The evidence is not ambiguous. Spaced retrieval practice is the single most effective study technique for long-term knowledge retention — and medical professionals need long-term retention more than almost any other group. The entire pharmacopoeia, the diagnostic criteria for hundreds of conditions, the management algorithms for every major disease — all must be retrievable on exam day and in clinical practice for decades afterward.
The Evidence Base
Ebbinghaus (1885) quantified the forgetting curve: memory decays exponentially without active review. Within 24 hours, approximately 70% of newly learned information is lost. Within a week, the loss exceeds 90%. His work was replicated countless times and remains foundational.
Karpicke and Roediger (2008) demonstrated the testing effect: retrieval practice — testing yourself on material — produces approximately 50% better long-term retention than re-reading the same material for an equivalent duration. The act of retrieving information from memory strengthens the memory trace more effectively than any form of passive review.
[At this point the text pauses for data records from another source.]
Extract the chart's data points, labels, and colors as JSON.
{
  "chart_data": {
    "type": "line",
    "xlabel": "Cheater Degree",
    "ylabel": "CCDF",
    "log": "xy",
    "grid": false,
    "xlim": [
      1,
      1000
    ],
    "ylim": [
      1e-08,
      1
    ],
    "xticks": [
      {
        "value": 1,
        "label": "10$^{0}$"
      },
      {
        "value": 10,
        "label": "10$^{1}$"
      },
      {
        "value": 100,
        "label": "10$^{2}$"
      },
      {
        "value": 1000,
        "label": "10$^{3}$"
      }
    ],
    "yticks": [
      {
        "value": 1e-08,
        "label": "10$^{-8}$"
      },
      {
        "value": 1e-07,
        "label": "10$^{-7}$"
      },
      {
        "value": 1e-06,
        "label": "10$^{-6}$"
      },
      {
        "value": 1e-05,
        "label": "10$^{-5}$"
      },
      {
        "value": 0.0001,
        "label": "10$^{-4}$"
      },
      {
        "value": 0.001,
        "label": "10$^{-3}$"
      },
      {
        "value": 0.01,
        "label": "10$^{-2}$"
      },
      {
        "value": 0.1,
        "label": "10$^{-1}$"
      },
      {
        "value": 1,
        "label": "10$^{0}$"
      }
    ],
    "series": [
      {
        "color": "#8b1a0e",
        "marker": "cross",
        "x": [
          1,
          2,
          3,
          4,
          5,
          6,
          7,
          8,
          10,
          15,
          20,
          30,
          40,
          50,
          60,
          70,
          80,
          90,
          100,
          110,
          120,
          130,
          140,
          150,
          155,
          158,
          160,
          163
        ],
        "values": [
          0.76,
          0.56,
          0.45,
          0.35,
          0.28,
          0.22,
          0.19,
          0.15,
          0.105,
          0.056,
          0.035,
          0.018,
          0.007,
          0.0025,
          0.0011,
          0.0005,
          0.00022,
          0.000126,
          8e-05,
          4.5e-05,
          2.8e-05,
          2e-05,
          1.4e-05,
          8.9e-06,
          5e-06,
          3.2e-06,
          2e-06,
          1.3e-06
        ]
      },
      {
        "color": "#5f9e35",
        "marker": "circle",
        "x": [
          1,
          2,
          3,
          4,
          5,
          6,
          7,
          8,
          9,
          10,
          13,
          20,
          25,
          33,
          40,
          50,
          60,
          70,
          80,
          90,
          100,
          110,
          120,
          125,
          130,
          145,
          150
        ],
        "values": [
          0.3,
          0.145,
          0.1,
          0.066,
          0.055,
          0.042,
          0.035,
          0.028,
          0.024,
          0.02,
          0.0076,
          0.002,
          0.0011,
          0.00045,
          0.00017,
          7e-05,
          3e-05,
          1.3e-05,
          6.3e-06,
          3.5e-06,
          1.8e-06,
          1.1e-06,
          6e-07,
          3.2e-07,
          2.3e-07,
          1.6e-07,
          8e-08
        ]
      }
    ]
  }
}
Dunlosky et al. (2013) meta-analysed all major study techniques across decades of educational research. Practice testing and distributed (spaced) practice ranked as the two most effective learning strategies. Highlighting, re-reading, and summarising ranked among the least effective. The evidence hierarchy is clear: testing > flashcards > summarising > re-reading > highlighting.
How Spaced Repetition Works
Review material at expanding intervals: 1 day, 3 days, 7 days, 14 days, 30 days. Each successful retrieval strengthens the memory and extends the optimal review interval. Failed retrievals reset the interval to a shorter duration. The algorithm automatically concentrates study time on material you are weakest on — strong knowledge recedes to infrequent review while weak knowledge receives frequent reinforcement.
Implementation Options
Manual scheduling. Schedule your own review sessions using a calendar or spreadsheet. Effective but labour-intensive and unsustainable for the volume of medical knowledge. Anki. Flashcard-based spaced repetition. Excellent for factual recall. Limited for clinical reasoning (flashcards test single facts, not multi-step clinical vignettes). iatroX. Q-bank-based spaced repetition. Tests clinical reasoning in scenario format at optimal intervals. Automated weak-area detection. No manual card creation.
Practical tip. Minimum effective dose: 15 minutes daily of spaced review. This is enough to maintain a substantial knowledge base over months. Consistency matters infinitely more than session length — 15 minutes daily beats 2 hours weekly.